Ses ennuis avec le régime commencent véritablement lorsqu’elle publie en 1988 Les paradis aveugles, premier roman à aborder de front la période sombre et sanglante de la réforme agraire des années 1950. En parallèle, la romancière multiplie les articles de presse et les conférences pour réclamer l’abolition de la dictature du prolétariat et la mise en place d’une démocratie au Viêt-Nam.

Expulsée du PC puis de l’Union des écrivains vietnamiens en 1990, elle est emprisonnée sans procès en avril 1991. La pression internationale, et notamment l’activisme de Mme Danielle Mitterrand, réussit à la faire libérer au bout de huit mois.
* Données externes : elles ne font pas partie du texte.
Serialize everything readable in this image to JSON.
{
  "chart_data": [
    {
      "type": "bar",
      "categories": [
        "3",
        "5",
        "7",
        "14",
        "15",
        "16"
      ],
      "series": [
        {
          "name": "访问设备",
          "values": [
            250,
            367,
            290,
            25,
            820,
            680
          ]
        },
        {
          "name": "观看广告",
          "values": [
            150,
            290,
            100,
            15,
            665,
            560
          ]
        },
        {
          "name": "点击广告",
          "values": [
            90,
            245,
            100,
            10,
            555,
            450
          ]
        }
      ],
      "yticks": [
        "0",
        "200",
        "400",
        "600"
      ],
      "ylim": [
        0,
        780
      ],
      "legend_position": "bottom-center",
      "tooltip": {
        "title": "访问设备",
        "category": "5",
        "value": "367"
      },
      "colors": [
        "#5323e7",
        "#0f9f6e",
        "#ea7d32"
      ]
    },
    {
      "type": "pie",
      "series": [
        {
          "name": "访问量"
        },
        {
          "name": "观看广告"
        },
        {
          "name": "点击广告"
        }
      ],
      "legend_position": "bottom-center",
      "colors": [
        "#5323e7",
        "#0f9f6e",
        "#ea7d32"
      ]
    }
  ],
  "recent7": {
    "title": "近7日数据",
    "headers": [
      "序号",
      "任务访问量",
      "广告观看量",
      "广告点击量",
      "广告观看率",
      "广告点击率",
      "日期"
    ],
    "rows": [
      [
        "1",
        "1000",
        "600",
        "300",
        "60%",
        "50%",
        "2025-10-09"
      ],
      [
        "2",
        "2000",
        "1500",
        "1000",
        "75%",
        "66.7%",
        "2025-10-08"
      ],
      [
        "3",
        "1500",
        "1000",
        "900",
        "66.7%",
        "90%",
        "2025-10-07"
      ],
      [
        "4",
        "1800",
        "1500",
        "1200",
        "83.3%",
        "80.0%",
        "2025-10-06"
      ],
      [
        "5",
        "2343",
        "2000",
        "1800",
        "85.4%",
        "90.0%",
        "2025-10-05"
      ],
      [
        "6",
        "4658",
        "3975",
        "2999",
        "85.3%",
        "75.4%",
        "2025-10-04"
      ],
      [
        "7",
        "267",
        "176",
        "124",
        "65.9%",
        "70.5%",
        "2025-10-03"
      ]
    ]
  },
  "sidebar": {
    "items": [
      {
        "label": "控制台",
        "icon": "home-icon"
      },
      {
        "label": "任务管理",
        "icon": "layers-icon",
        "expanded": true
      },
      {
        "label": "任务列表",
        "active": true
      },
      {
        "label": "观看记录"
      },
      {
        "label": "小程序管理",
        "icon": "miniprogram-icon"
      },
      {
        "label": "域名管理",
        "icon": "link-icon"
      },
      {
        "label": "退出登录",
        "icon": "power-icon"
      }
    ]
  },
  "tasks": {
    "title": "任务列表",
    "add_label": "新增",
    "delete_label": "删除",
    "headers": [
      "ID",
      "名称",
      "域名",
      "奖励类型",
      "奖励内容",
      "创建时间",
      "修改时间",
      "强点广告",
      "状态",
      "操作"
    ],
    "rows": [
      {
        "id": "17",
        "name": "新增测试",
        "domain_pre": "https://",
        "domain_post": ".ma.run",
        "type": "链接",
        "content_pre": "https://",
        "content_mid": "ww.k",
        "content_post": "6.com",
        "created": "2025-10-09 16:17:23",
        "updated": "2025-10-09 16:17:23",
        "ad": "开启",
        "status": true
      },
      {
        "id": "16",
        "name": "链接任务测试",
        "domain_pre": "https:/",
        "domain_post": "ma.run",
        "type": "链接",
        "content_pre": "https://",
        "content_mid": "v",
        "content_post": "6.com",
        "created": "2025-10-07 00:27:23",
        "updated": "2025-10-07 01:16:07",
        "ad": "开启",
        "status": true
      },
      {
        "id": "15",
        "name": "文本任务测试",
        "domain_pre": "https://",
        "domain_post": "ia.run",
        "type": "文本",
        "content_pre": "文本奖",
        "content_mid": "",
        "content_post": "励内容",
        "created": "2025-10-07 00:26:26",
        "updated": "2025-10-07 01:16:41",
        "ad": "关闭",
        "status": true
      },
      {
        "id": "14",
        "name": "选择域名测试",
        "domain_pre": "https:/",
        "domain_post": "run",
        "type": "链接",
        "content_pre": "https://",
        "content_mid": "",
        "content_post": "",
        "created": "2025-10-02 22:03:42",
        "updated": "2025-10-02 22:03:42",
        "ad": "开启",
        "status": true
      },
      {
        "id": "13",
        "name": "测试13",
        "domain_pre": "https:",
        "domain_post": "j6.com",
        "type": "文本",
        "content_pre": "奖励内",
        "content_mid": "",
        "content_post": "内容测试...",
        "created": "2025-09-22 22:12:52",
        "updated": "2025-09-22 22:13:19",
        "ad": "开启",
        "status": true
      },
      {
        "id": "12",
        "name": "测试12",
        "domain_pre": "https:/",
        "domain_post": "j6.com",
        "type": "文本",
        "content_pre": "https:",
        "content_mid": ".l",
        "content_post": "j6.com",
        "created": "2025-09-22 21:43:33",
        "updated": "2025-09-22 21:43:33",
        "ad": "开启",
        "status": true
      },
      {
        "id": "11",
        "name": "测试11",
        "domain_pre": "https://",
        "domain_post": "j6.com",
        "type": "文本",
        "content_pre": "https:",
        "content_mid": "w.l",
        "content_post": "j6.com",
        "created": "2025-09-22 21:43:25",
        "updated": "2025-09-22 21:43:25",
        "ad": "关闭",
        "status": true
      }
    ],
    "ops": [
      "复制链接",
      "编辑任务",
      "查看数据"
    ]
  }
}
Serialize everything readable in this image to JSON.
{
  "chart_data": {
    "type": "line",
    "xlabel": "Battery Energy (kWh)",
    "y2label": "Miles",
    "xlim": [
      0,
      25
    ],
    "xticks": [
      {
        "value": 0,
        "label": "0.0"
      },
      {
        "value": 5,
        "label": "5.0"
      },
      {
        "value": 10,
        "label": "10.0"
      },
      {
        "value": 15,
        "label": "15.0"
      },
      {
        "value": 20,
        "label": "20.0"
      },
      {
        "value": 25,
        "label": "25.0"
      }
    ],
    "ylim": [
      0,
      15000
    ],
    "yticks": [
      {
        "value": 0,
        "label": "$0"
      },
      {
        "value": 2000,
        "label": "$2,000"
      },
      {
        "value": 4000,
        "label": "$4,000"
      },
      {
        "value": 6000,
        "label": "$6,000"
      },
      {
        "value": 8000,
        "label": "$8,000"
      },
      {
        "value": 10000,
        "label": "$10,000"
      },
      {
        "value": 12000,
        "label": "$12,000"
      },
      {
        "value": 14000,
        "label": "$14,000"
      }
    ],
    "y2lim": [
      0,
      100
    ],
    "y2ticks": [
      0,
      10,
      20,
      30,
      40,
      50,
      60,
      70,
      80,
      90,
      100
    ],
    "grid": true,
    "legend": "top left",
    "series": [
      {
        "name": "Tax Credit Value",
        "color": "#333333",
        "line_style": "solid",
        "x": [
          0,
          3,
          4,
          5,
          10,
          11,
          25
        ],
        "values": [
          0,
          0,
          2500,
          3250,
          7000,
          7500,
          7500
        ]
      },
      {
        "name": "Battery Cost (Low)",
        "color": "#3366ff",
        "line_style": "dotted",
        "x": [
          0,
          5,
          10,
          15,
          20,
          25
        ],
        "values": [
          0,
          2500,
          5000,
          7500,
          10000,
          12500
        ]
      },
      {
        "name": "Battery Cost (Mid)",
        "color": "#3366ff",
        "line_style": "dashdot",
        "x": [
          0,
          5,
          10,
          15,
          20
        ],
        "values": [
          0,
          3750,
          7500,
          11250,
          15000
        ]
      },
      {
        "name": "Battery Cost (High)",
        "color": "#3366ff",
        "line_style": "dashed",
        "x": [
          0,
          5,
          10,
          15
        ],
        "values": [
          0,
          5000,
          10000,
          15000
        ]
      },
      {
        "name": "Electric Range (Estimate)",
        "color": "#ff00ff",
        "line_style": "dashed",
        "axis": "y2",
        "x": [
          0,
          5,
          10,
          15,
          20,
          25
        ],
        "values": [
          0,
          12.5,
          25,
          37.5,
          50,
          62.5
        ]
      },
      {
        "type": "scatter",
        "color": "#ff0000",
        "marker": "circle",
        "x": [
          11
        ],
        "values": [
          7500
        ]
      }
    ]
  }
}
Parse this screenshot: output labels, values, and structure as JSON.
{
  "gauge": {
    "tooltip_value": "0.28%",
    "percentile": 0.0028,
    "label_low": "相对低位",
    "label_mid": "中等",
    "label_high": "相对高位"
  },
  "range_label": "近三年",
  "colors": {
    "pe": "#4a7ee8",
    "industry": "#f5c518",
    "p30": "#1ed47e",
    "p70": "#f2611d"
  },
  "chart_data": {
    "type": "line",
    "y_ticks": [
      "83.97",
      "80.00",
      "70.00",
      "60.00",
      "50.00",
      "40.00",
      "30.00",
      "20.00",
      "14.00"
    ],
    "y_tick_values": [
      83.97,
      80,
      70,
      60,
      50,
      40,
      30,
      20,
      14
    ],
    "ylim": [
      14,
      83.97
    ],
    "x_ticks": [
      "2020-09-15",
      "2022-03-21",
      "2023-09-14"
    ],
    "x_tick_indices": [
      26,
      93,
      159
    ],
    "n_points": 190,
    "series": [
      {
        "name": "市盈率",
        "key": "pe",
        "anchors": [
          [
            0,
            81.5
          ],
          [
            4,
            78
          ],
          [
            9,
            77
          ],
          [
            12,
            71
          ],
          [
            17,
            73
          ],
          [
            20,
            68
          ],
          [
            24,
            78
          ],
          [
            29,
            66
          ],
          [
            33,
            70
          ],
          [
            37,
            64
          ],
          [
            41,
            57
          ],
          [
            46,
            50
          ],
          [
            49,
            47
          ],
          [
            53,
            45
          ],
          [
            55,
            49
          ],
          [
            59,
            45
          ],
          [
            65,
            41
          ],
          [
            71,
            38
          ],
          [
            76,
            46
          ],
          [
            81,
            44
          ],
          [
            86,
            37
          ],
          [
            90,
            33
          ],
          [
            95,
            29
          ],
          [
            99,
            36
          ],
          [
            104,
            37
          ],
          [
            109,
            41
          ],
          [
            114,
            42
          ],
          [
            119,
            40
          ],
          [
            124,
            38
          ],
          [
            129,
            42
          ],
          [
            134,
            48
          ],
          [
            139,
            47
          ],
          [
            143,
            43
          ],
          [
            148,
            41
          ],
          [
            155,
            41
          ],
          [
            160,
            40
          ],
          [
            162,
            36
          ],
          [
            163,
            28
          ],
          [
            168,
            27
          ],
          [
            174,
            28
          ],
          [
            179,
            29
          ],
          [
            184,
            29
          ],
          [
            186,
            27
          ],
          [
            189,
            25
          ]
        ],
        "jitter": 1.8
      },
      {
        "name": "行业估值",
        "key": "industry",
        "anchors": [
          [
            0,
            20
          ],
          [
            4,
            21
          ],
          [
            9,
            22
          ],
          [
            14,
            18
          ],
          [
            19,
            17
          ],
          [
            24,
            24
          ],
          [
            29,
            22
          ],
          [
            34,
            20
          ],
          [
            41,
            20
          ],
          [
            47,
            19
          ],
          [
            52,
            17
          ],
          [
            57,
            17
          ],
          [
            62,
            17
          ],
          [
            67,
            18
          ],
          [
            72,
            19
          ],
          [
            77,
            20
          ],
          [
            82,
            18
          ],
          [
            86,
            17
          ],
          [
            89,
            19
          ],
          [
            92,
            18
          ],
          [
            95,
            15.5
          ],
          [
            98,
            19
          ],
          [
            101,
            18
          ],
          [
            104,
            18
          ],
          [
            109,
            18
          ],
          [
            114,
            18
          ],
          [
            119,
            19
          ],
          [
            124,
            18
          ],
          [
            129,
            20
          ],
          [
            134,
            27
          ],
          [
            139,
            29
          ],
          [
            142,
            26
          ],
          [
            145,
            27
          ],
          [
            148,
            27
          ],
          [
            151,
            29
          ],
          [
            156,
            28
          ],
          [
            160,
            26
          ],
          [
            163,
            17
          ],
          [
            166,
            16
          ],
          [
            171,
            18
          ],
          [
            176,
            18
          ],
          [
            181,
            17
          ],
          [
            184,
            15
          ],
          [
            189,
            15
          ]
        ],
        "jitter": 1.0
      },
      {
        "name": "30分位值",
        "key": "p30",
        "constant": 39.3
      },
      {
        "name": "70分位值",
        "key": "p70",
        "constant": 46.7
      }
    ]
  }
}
Invitée en France en 1994 pour recevoir la médaille de Chevalier des Arts et des Lettres, elle refuse l’asile politique et retourne vivre en résidence surveillée à Hanoï où ses livres sont désormais interdits.

Duong Thu Huong continue d’écrire des romans qu’elle fait publier en France aux Editions Philippe Picquier puis chez Sabine Wespieser. Cette dernière l’invite en 2006 à l’occasion du succès public et critique de sa fresque Terre des oublis, qui obtient en 2007 le Grand Prix des Lectrices du magazine Elle. La romancière décide alors de s’installer à Paris pour terminer son oeuvre littéraire : "Le temps a passé, j’ai eu plus de 60 ans, une nouvelle génération est arrivée et je leur ai annoncé que j’allais les quitter, car c’était à eux de prendre le relais… "

En 2009 paraît Au Zénith, grand roman de désillusion politique que beaucoup considèrent comme son chef d’oeuvre, dominé par la figure mélancolique de Ho Chi Minh, Président broyé par la machine de pouvoir qu’il a contribué à édifier.

Dans Sanctuaire du coeur, paru en septembre 2011, la romancière emboite les histoires comme autant de poupées gigognes, voyageant dans le temps pour éclairer les destins de ses personnages. "C’est mon côté archaïque : je suis pareille à ces conteuses traditionnelles que sont les grands-mères vietnamiennes, aux dents laquées et au pantalon usé…"

Mais c’est cette fois dans le Vietnam désenchanté de la fin du siècle que Duong Thu Huong déploie son récit en cercles concentriques. Soulevant les lourds rideaux de l’Orchidée rouge, un bordel de Hanoï où de jeunes gigolos se vendent à des femmes fortunées, elle partage sa vision amère d’un pays où les fils des héros d’hier, écœurés par les double discours et les pots-de-vin, ne croient plus en rien.

In English
En español


Bibliographie :

  • Sanctuaire du coeur (Éditions Sabine Wespieser, 2011)
  • Au Zénith (Éditions Sabine Wespieser, 2009)
  • Itinéraire d’enfance (Éditions Sabine Wespieser, 2007)
  • Terre des oublis (Éditions Sabine Wespieser, 2006)
  • Myosotis (Éditions Philippe Picquier, 1998)
  • Au-delà des illusions (Éditions Philippe Picquier, 1996)
  • Roman sans titre (Editions des Femmes, 1992)
  • Paradis aveugles (Editions des Femmes, 1992)
  • Histoire d’amour racontée avant l’aube (Editions de l’Aube, 1991)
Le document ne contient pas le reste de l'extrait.